2 Improve cardiac function and output through medications and like diuretics, vasodators, and potentially inotropes if the patient does not (McMurray et al.,
Prevent further damage to the reduce mortality risk prevention measures like cholesterol-lowering drugs, beta-blockers, ACE inhibitors, and lifestyle changes (McMurray et al., 2012).
The challenges a treatment that achieves all three goals simultaneously include the diuretic and vasodilator therapies needed to symptoms against potential hypotension from overaggressive treatment that could further impair cardiac function. Close monitoring is needed to titrate medications for optimal relief of maintaining cardiac output and blood pressure (McMurray et al., 2012).
Prompt 2:
The primary pathophysiological difference between mitral stenosis andurgitation is that mitral stenosis involves a narrow stenosis of the mitral valve, impeding blood flow from therium ventric diastole. Mitral regurgitation on the other hand, involves an incompetent oraky mitral valve that allows blood to flow back into the left atrium from the left ventricle systole (Nishimura et al., 2014).

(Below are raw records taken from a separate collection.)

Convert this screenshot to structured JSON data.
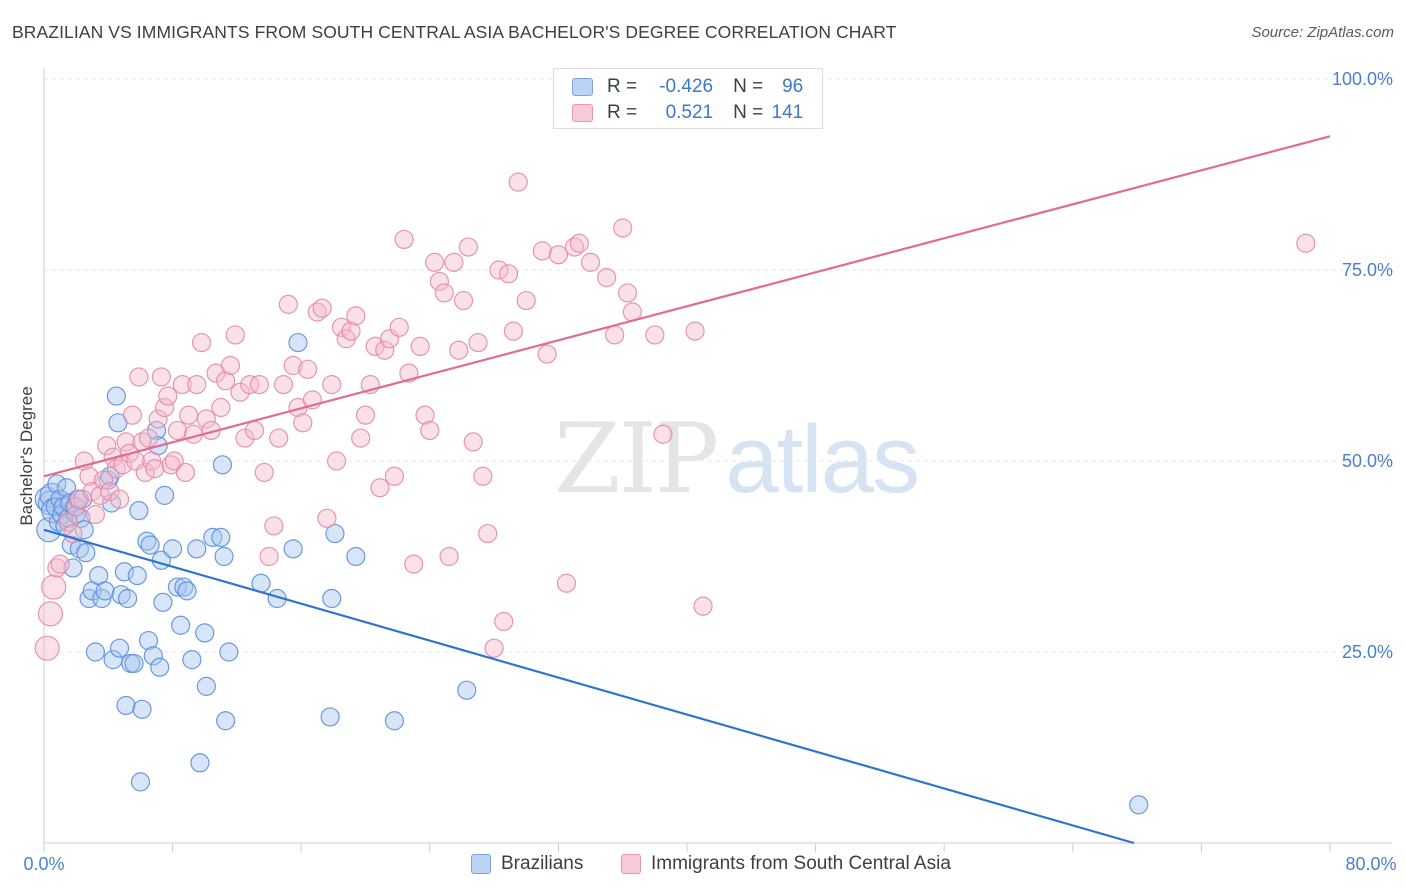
{
  "header": {
    "title": "BRAZILIAN VS IMMIGRANTS FROM SOUTH CENTRAL ASIA BACHELOR'S DEGREE CORRELATION CHART",
    "source": "Source: ZipAtlas.com"
  },
  "watermark": {
    "zip": "ZIP",
    "atlas": "atlas"
  },
  "legend": {
    "rows": [
      {
        "r_label": "R =",
        "r_value": "-0.426",
        "n_label": "N =",
        "n_value": "96"
      },
      {
        "r_label": "R =",
        "r_value": "0.521",
        "n_label": "N =",
        "n_value": "141"
      }
    ]
  },
  "bottom_legend": {
    "series1": "Brazilians",
    "series2": "Immigrants from South Central Asia"
  },
  "colors": {
    "blue_fill": "#a9c6f0",
    "blue_stroke": "#5b8fd8",
    "blue_line": "#2f72d0",
    "pink_fill": "#f5bccd",
    "pink_stroke": "#e38aa7",
    "pink_line": "#e26a93",
    "tick_text": "#4a7fd0",
    "grid": "#e4e7eb"
  },
  "chart_data": {
    "type": "scatter",
    "title": "BRAZILIAN VS IMMIGRANTS FROM SOUTH CENTRAL ASIA BACHELOR'S DEGREE CORRELATION CHART",
    "xlabel": "",
    "ylabel": "Bachelor's Degree",
    "xlim": [
      0,
      80
    ],
    "ylim": [
      0,
      100
    ],
    "x_tick_labels": [
      "0.0%",
      "80.0%"
    ],
    "y_tick_values": [
      25,
      50,
      75,
      100
    ],
    "y_tick_labels": [
      "25.0%",
      "50.0%",
      "75.0%",
      "100.0%"
    ],
    "grid": true,
    "legend_position": "top-center",
    "series": [
      {
        "name": "Brazilians",
        "R": -0.426,
        "N": 96,
        "trend": {
          "x": [
            0,
            67.8
          ],
          "y": [
            41.0,
            0
          ]
        },
        "points": [
          [
            0.2,
            45
          ],
          [
            0.3,
            41
          ],
          [
            0.4,
            44.5
          ],
          [
            0.5,
            45.5
          ],
          [
            0.6,
            43.5
          ],
          [
            0.7,
            44
          ],
          [
            0.8,
            47
          ],
          [
            0.9,
            42
          ],
          [
            1.0,
            45
          ],
          [
            1.1,
            43
          ],
          [
            1.2,
            44
          ],
          [
            1.3,
            41.5
          ],
          [
            1.4,
            46.5
          ],
          [
            1.5,
            42.5
          ],
          [
            1.6,
            44.5
          ],
          [
            1.7,
            39
          ],
          [
            1.8,
            36
          ],
          [
            1.9,
            44
          ],
          [
            2.0,
            43
          ],
          [
            2.1,
            45
          ],
          [
            2.2,
            38.5
          ],
          [
            2.3,
            42.5
          ],
          [
            2.4,
            45
          ],
          [
            2.5,
            41
          ],
          [
            2.6,
            38
          ],
          [
            2.8,
            32
          ],
          [
            3.0,
            33
          ],
          [
            3.2,
            25
          ],
          [
            3.4,
            35
          ],
          [
            3.6,
            32
          ],
          [
            3.8,
            33
          ],
          [
            4.0,
            47.5
          ],
          [
            4.1,
            48
          ],
          [
            4.2,
            44.5
          ],
          [
            4.3,
            24
          ],
          [
            4.5,
            58.5
          ],
          [
            4.6,
            55
          ],
          [
            4.7,
            25.5
          ],
          [
            4.8,
            32.5
          ],
          [
            5.0,
            35.5
          ],
          [
            5.1,
            18
          ],
          [
            5.2,
            32
          ],
          [
            5.4,
            23.5
          ],
          [
            5.6,
            23.5
          ],
          [
            5.8,
            35
          ],
          [
            5.9,
            43.5
          ],
          [
            6.0,
            8
          ],
          [
            6.1,
            17.5
          ],
          [
            6.4,
            39.5
          ],
          [
            6.5,
            26.5
          ],
          [
            6.6,
            39
          ],
          [
            6.8,
            24.5
          ],
          [
            7.0,
            54
          ],
          [
            7.1,
            52
          ],
          [
            7.2,
            23
          ],
          [
            7.3,
            37
          ],
          [
            7.4,
            31.5
          ],
          [
            7.5,
            45.5
          ],
          [
            8.0,
            38.5
          ],
          [
            8.3,
            33.5
          ],
          [
            8.5,
            28.5
          ],
          [
            8.7,
            33.5
          ],
          [
            8.9,
            33
          ],
          [
            9.2,
            24
          ],
          [
            9.5,
            38.5
          ],
          [
            9.7,
            10.5
          ],
          [
            10.0,
            27.5
          ],
          [
            10.1,
            20.5
          ],
          [
            10.5,
            40
          ],
          [
            11.0,
            40
          ],
          [
            11.1,
            49.5
          ],
          [
            11.2,
            37.5
          ],
          [
            11.3,
            16
          ],
          [
            11.5,
            25
          ],
          [
            13.5,
            34
          ],
          [
            14.5,
            32
          ],
          [
            15.5,
            38.5
          ],
          [
            15.8,
            65.5
          ],
          [
            17.8,
            16.5
          ],
          [
            17.9,
            32
          ],
          [
            18.1,
            40.5
          ],
          [
            19.4,
            37.5
          ],
          [
            21.8,
            16
          ],
          [
            26.3,
            20
          ],
          [
            68.1,
            5
          ]
        ]
      },
      {
        "name": "Immigrants from South Central Asia",
        "R": 0.521,
        "N": 141,
        "trend": {
          "x": [
            0,
            80
          ],
          "y": [
            48.0,
            92.5
          ]
        },
        "points": [
          [
            0.2,
            25.5
          ],
          [
            0.4,
            30
          ],
          [
            0.6,
            33.5
          ],
          [
            0.8,
            36
          ],
          [
            1.0,
            36.5
          ],
          [
            1.5,
            42
          ],
          [
            1.8,
            40.5
          ],
          [
            2.0,
            44
          ],
          [
            2.2,
            45
          ],
          [
            2.5,
            50
          ],
          [
            2.8,
            48
          ],
          [
            3.0,
            46
          ],
          [
            3.2,
            43
          ],
          [
            3.5,
            45.5
          ],
          [
            3.7,
            47.5
          ],
          [
            3.9,
            52
          ],
          [
            4.1,
            46
          ],
          [
            4.3,
            50.5
          ],
          [
            4.5,
            49
          ],
          [
            4.7,
            45
          ],
          [
            4.9,
            49.5
          ],
          [
            5.1,
            52.5
          ],
          [
            5.3,
            51
          ],
          [
            5.5,
            56
          ],
          [
            5.7,
            50
          ],
          [
            5.9,
            61
          ],
          [
            6.1,
            52.5
          ],
          [
            6.3,
            48.5
          ],
          [
            6.5,
            53
          ],
          [
            6.7,
            50
          ],
          [
            6.9,
            49
          ],
          [
            7.1,
            55.5
          ],
          [
            7.3,
            61
          ],
          [
            7.5,
            57
          ],
          [
            7.7,
            58.5
          ],
          [
            7.9,
            49.5
          ],
          [
            8.1,
            50
          ],
          [
            8.3,
            54
          ],
          [
            8.6,
            60
          ],
          [
            8.8,
            48.5
          ],
          [
            9.0,
            56
          ],
          [
            9.3,
            53.5
          ],
          [
            9.5,
            60
          ],
          [
            9.8,
            65.5
          ],
          [
            10.1,
            55.5
          ],
          [
            10.4,
            54
          ],
          [
            10.7,
            61.5
          ],
          [
            11.0,
            57
          ],
          [
            11.3,
            60.5
          ],
          [
            11.6,
            62.5
          ],
          [
            11.9,
            66.5
          ],
          [
            12.2,
            59
          ],
          [
            12.5,
            53
          ],
          [
            12.8,
            60
          ],
          [
            13.1,
            54
          ],
          [
            13.4,
            60
          ],
          [
            13.7,
            48.5
          ],
          [
            14.0,
            37.5
          ],
          [
            14.3,
            41.5
          ],
          [
            14.6,
            53
          ],
          [
            14.9,
            60
          ],
          [
            15.2,
            70.5
          ],
          [
            15.5,
            62.5
          ],
          [
            15.8,
            57
          ],
          [
            16.1,
            55
          ],
          [
            16.4,
            62
          ],
          [
            16.7,
            58
          ],
          [
            17.0,
            69.5
          ],
          [
            17.3,
            70
          ],
          [
            17.6,
            42.5
          ],
          [
            17.9,
            60
          ],
          [
            18.2,
            50
          ],
          [
            18.5,
            67.5
          ],
          [
            18.8,
            66
          ],
          [
            19.1,
            67
          ],
          [
            19.4,
            69
          ],
          [
            19.7,
            53
          ],
          [
            20.0,
            56
          ],
          [
            20.3,
            60
          ],
          [
            20.6,
            65
          ],
          [
            20.9,
            46.5
          ],
          [
            21.2,
            64.5
          ],
          [
            21.5,
            66
          ],
          [
            21.8,
            48
          ],
          [
            22.1,
            67.5
          ],
          [
            22.4,
            79
          ],
          [
            22.7,
            61.5
          ],
          [
            23.0,
            36.5
          ],
          [
            23.4,
            65
          ],
          [
            23.7,
            56
          ],
          [
            24.0,
            54
          ],
          [
            24.3,
            76
          ],
          [
            24.6,
            73.5
          ],
          [
            24.9,
            72
          ],
          [
            25.2,
            37.5
          ],
          [
            25.5,
            76
          ],
          [
            25.8,
            64.5
          ],
          [
            26.1,
            71
          ],
          [
            26.4,
            78
          ],
          [
            26.7,
            52.5
          ],
          [
            27.0,
            65.5
          ],
          [
            27.3,
            48
          ],
          [
            27.6,
            40.5
          ],
          [
            28.0,
            25.5
          ],
          [
            28.3,
            75
          ],
          [
            28.6,
            29
          ],
          [
            28.9,
            74.5
          ],
          [
            29.2,
            67
          ],
          [
            29.5,
            86.5
          ],
          [
            30.0,
            71
          ],
          [
            31.0,
            77.5
          ],
          [
            31.3,
            64
          ],
          [
            32.0,
            77
          ],
          [
            32.5,
            34
          ],
          [
            33.0,
            78
          ],
          [
            33.3,
            78.5
          ],
          [
            34.0,
            76
          ],
          [
            35.0,
            74
          ],
          [
            35.5,
            66.5
          ],
          [
            36.0,
            80.5
          ],
          [
            36.3,
            72
          ],
          [
            36.6,
            69.5
          ],
          [
            38.0,
            66.5
          ],
          [
            38.5,
            53.5
          ],
          [
            40.5,
            67
          ],
          [
            41.0,
            31
          ],
          [
            78.5,
            78.5
          ]
        ]
      }
    ]
  }
}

The distinguishing clinical manifestations of disorder stem from these underlying mechanisms. Mitral stenosis presents with symptoms left at including dyspnea,,op potentially pulmonary hypertension or atrial fibrill.urg presents with symptoms of overload like exertional dyspnea, orthopnea, paroxysmal nocturnal dyspnea and potentially signs of heart failure (Nishimura et al., 2014).
Prompt 3:
When teaching patients about proper medication disposal, I would the different requirements based on the medication class. For example, I would explain that most medications can be thrown in the household trash but need to be with an undesirable substance like coffee grounds first (FDA, 2022). However, certain medications like controlled substances secure disposal often by flushing or use of a drug take-backFDA, 2022). I would provide take-back in the community and their safe and legal disposal methods. Resources I would use include FDA guidelines (FDA,22) from our local authority on safe flushing practices. The goal is to accidental poisoning, misuse, or drugs entering the water.

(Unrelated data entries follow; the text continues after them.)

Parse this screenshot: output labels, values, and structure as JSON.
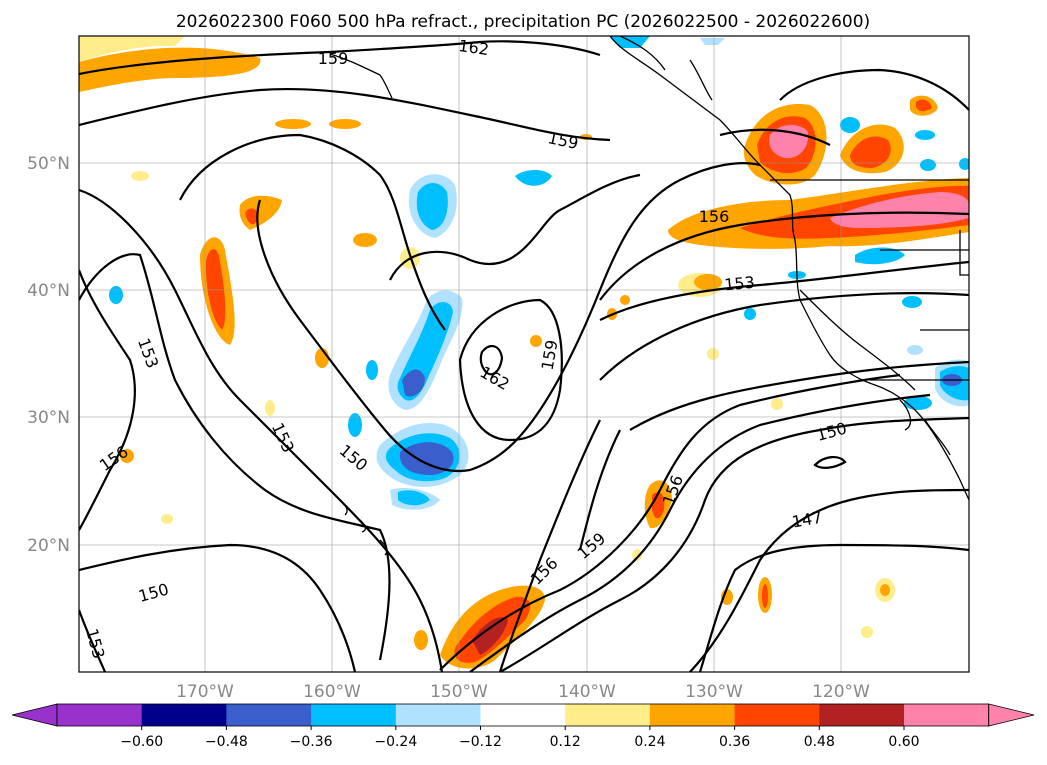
{
  "title": "2026022300 F060 500 hPa refract., precipitation PC (2026022500 - 2026022600)",
  "lat_labels": [
    "50°N",
    "40°N",
    "30°N",
    "20°N"
  ],
  "lon_labels": [
    "170°W",
    "160°W",
    "150°W",
    "140°W",
    "130°W",
    "120°W"
  ],
  "contour_labels": [
    "162",
    "159",
    "159",
    "156",
    "153",
    "153",
    "156",
    "150",
    "162",
    "159",
    "153",
    "150",
    "156",
    "159",
    "156",
    "147",
    "150",
    "153"
  ],
  "colorbar": {
    "ticks": [
      "−0.60",
      "−0.48",
      "−0.36",
      "−0.24",
      "−0.12",
      "0.12",
      "0.24",
      "0.36",
      "0.48",
      "0.60"
    ],
    "colors": [
      "#9932cc",
      "#00008b",
      "#3a5fcd",
      "#00bfff",
      "#b0e2ff",
      "#ffffff",
      "#ffec8b",
      "#ffa500",
      "#ff4500",
      "#b22222",
      "#ff82ab",
      "#ff82ab"
    ]
  }
}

Mc,. V., Adamopoulos, S., Anker, S.., Auricchio, A., Böhm, M., Dickstein, K., … &arsma, T. (2012). ESC guidelines for the diagnosis and treatment of acute and chronic heart failure 2012: the Task Force the Diagnosis and Treatment of Acute and Chronic Heart Failure of the Society of Cardiology.ed in collaboration with the Heart Failure Association (HFA) of the ESC. European heart journal, 33(14), 1787-1847.
Nishimura, R. A., Otto, C. M., Bonow, R. O.,lo, A., Erwin,.., Guyton, R. A., … & Thomas, J. D. (2014). 2014 AHA/ACC guideline for the management of patients with valvular heart disease: executive summary: a report of the American College of Cardiology/American Heart Association Task Force on Practice Write My Essay Today: No1 Essay Writing Service AU for Your Academic Papers – Guidelines. – homework help writing assignment service. Journal of the American College ofiology, 63(22), 2438-2488.DA. ( February 23). Disposal of unused medicines: What you know. U.S. Food and Drug Administration.